[MPS] Adding lgamma, digamma, and polygamma implementations (#106292)
Fixes issue mentioned in #77764
e.g. https://github.com/pytorch/pytorch/issues/77764#issuecomment-1654111744
Adds MPS support for the following ops:
- lgamma
- mvlgamma
- digamma
- polygamma
The lgamma fucntion does not yet have an MPS backend implementation. I've added one using a custom metal kernel (following John D. Cook's c++ implementation of the log gamma function: https://www.johndcook.com/blog/cpp_gamma/). For the backward pass op, I've added a digamma kernel that follows the cpu+cuda digamma implementation, and for the backward pass of the digamma op, I've added a polygamma + trigamma kernel following, again, the cpu+cuda implementations.
NOTE:
The cpu implementation of the polygamma function incorrectly (as far as I can tell) outputs a finite number for order = 1 and x in the negative integers. The mps implementation correctly outputs infinite. (see https://github.com/pytorch/pytorch/issues/106692)

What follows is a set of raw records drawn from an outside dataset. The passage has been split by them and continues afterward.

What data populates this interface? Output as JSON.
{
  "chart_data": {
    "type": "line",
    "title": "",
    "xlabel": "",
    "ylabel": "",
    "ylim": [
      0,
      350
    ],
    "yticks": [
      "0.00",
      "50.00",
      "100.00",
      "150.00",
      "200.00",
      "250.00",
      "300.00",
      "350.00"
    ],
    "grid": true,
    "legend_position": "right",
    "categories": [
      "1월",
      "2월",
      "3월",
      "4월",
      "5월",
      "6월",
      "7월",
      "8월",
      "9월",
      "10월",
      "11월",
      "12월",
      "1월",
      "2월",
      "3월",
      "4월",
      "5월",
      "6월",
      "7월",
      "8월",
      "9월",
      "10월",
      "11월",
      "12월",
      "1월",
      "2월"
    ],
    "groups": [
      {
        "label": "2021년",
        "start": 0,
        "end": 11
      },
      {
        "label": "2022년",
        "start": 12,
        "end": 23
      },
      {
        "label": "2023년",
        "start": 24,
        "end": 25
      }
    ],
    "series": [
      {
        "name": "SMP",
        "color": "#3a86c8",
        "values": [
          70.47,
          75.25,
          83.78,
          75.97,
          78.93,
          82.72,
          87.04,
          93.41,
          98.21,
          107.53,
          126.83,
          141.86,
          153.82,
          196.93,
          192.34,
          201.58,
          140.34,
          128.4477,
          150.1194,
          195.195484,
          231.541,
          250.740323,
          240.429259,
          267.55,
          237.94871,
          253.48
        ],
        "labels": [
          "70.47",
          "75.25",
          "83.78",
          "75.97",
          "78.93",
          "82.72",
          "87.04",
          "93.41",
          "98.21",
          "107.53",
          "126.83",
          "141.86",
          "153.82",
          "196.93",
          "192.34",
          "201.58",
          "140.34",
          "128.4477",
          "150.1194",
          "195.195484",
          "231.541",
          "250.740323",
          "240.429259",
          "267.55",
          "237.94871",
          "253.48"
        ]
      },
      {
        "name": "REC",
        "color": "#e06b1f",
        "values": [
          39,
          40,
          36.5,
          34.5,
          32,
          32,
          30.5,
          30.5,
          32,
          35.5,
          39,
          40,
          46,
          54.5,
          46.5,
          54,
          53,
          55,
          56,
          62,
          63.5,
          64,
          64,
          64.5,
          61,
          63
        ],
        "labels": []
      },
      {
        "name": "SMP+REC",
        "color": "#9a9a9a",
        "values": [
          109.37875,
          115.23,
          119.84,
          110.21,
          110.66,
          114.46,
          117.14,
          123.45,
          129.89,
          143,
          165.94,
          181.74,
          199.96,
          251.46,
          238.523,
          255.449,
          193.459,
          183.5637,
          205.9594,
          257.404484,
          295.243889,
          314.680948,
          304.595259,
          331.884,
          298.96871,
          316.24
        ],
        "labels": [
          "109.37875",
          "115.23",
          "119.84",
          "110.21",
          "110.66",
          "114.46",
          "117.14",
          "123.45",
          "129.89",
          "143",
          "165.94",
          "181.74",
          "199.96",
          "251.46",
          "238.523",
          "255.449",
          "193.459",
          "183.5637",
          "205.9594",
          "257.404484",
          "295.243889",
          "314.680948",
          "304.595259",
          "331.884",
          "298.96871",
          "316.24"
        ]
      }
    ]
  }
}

The polygamma tests currently don't pass because of the error in the cpu+cuda kernels, but also because there are smallish discrepancies near the negative integers between the cpu+cuda and the mps polygamma and trigamma kernels. I'm not sure exactly why this is, but let me know if the discrepancies are too big.
Pull Request resolved: https://github.com/pytorch/pytorch/pull/106292
Approved by: https://github.com/kulinseth